I recently attended a Board of Education meeting in my hometown of Glen Ellyn, IL. to discuss district wide changes to the K-5 teaching platform to incorporate a new system of learning called STEAM (Science, Technology, Engineering, Arts, and Math) into our children’s daily lives.
After an hour long presentation and numerous testimonials, it was clear to me and the 200 other concerned and angry parents that in exchange for an educational system that delivered excellent test scores and strong bonds between students and teachers, we would be getting an unapologetic plan with no details, fancy acronyms, and multiple benign but exciting words like collaboration, innovation, leadership, and 21st century learning. My guess is that 21st century learning is looking for solutions to problems that don’t exist. (Thank you for the line Bruce.)
I am not an expert in STEAM but it sounds like beating a child over the head with the scientific method and then letting them recuperate in music to “harness their creative side” and apply their newfound whimsy to the rest of their daily activities. I realize that as a country we need to find innovators and critical thinkers to close the technology gap between the US and India or China, but is the function of grade school to find a better job or stimulate the economy?
Four year old Chinese students can memorize the Periodic Table, but my 4 year has a difficult time engineering the button on his pants. One is employable and the other thinks outside the box performing the butt shuffle. Both are creative although one of these choices is slightly better for the economy. I know science and math need to be emphasized more today than ever, but there is no plug-in solution to develop innovation or inspire creativity.
The new teaching approach also involves multiple teachers having a specialty and children moving between classes, like in Middle or High School, and with mixed grade levels (2&3) and (4&5). Does placing children in more mature settings help them learn better or does it separate the “innovators” from the herd? How much learning time will kids lose in class roaming the halls 4-5 times a day? How much will kids miss because they are being taught at a higher grade level?
The answer is a class called WIN or What I Need. It serves as a time for the specialist to meet with children who are having difficulties with a subject and provides exactly what all mature, bright, and confident children need to succeed.

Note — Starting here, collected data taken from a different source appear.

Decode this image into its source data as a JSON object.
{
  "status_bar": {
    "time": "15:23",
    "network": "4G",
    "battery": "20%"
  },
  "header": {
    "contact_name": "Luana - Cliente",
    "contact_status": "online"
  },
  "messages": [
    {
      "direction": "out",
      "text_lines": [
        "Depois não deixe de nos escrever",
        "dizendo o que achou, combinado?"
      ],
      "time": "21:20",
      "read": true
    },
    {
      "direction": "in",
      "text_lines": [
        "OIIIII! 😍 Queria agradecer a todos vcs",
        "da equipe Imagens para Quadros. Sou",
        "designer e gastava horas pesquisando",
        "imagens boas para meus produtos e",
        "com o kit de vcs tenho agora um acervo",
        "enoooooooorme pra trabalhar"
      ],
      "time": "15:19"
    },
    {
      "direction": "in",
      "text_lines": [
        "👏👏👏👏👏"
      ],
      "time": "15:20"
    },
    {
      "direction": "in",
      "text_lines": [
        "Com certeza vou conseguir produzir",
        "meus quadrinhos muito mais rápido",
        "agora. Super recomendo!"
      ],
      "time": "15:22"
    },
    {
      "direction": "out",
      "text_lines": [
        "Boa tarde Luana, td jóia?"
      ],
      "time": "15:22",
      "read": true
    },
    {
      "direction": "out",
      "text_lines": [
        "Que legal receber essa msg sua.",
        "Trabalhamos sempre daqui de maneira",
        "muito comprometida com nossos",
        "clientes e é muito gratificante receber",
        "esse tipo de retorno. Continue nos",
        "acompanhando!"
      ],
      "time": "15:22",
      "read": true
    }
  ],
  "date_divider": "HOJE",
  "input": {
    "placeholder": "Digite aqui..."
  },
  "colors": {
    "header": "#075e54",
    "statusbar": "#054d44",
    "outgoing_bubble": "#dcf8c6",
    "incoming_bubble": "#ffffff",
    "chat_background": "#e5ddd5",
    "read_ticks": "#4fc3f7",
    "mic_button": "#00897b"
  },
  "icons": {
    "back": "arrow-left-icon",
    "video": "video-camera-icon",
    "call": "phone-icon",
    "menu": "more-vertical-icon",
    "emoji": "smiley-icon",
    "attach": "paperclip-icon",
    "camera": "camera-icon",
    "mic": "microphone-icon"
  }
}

Unfortunately, I don’t know any kids that fit that description. Grade school kids need a teacher. The relationship between a teacher and students between the ages of 5-11 provides not only learning, but motivation, security, confidence, achievement, and the potential spark of creativity. Kids don’t need specialists to unlock deep seated creativity, but dedicated teachers who impart knowledge and indulge their students to use that knowledge to form their own ideas.
I remember as a very young 6 year old, I was told by a friend of mine that he had an invisible plane, like Wonder Woman, in his front yard. I was, and still am, a big comic book fan and could not wait to see it or more importantly touch it. As I walked through his yard with my arms outstretched, my friends and many parents laughed at me. Slowly I realized that there was no jet and I ran home crying. I was told to get over it and came to terms that superheroes didn’t exist.
I told my teacher about it and she told me she didn’t think it was dumb. There were no dumb ideas. Maybe someday there would be an invisible plane. Ms. Klein was not a specialist, but a teacher. I didn’t need a deeper understanding of stealth technology, but a validation of my ideas and thoughts. And if I had to run from class to class and worked with five different specialists, I would have never asked the question. I’d be stuck in the box.